S’y ajoutent enfin « les corps de texte de droit commun (pénal et civil), qui précisent notamment que les professionnels de santé qui gèrent de l’information médicale doivent garantir le secret professionnel vis-à-vis du patient », commente Lina Williatte.

La télémédecine, source de craintes…

Épaulés par ce solide encadrement législatif et réglementaire, que peuvent alors craindre les usagers ? Tant chez les patients que chez les professionnels de santé, le sociologue a d’abord observé la crainte d’une
« déshumanisation » de la relation soignant-soigné.

M. Mathieu-Fritz synthétise les propos de certains médecins : « Je pratique une médecine du face-à-face, je prends en compte l’entièreté de la personne, j’écoute sa vie, je la connais personnellement. » Les médecins craignent de perdre ce lien avec le patient qui permet aussi de soigner. Ils ont été formés à la démarche clinique en face-à-face, et doivent toucher le patient, le sentir, le voir de près… Parviendront-ils à reproduire à distance et à prolonger ce lien que leur offre la consultation en présentiel ? L’autre question que se posent les médecins est selon lui : « Est-ce que je vais pouvoir continuer à faire mon travail correctement ? »

… et d’espoirs !

Alexandre Mathieu-Fritz précise pourtant que selon lui, « la télémédecine peut parfois être plus humaine que la médecine en face-à-face. Tout dépend de la façon dont on conçoit et on organise les usages concrets. » Quels peuvent être alors les bienfaits de ces dispositifs ? « Avec la télémédecine, l’idée est d’abord de lutter contre les déserts médicaux, contre les inégalités d’accès aux soins et aux dispositifs de santé », déclare Alexandre Mathieu-Fritz.
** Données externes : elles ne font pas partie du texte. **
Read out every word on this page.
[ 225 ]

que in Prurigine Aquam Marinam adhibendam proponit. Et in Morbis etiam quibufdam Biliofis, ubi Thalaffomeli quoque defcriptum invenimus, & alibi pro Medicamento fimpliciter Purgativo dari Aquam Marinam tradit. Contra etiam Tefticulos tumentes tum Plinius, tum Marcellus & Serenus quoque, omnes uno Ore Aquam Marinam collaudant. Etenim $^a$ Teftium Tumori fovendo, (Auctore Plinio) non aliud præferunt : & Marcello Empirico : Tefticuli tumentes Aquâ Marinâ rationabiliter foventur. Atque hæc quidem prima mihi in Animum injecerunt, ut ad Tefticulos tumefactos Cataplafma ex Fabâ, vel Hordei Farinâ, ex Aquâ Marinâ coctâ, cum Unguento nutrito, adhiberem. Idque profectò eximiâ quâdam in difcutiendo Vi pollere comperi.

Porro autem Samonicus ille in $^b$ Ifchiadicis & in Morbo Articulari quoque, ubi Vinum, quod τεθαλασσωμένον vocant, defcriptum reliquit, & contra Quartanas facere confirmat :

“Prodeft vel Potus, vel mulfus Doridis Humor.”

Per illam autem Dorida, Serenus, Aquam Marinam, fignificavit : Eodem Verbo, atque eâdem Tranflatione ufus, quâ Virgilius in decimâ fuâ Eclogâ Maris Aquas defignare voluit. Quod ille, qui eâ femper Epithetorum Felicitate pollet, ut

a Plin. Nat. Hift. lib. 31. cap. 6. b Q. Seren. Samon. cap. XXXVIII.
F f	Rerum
Les patients et professionnels de santé qui ont testé un dispositif de télémédecine mettent aussi en avant sa praticité : « En dépit de leur âge, certains patients s’approprient le dispositif en quelques minutes. C’est un bénéfice pour eux car ils ne se déplacent plus. »

Enfin, « la télémédecine est considérée comme une solution par certains médecins dans le cadre des groupements hospitaliers de territoire qui visent à rationaliser l’offre de soins. » Et le sociologue rappelle également combien certains patients sont satisfaits de pouvoir parler directement à un expert au téléphone… De nombreuses pistes d’espoir à explorer, donc, ouverte par des pratiques encore balbutiantes mais à l’avenir certain !

 

Les propos des interviewés n’engagent qu’eux-mêmes.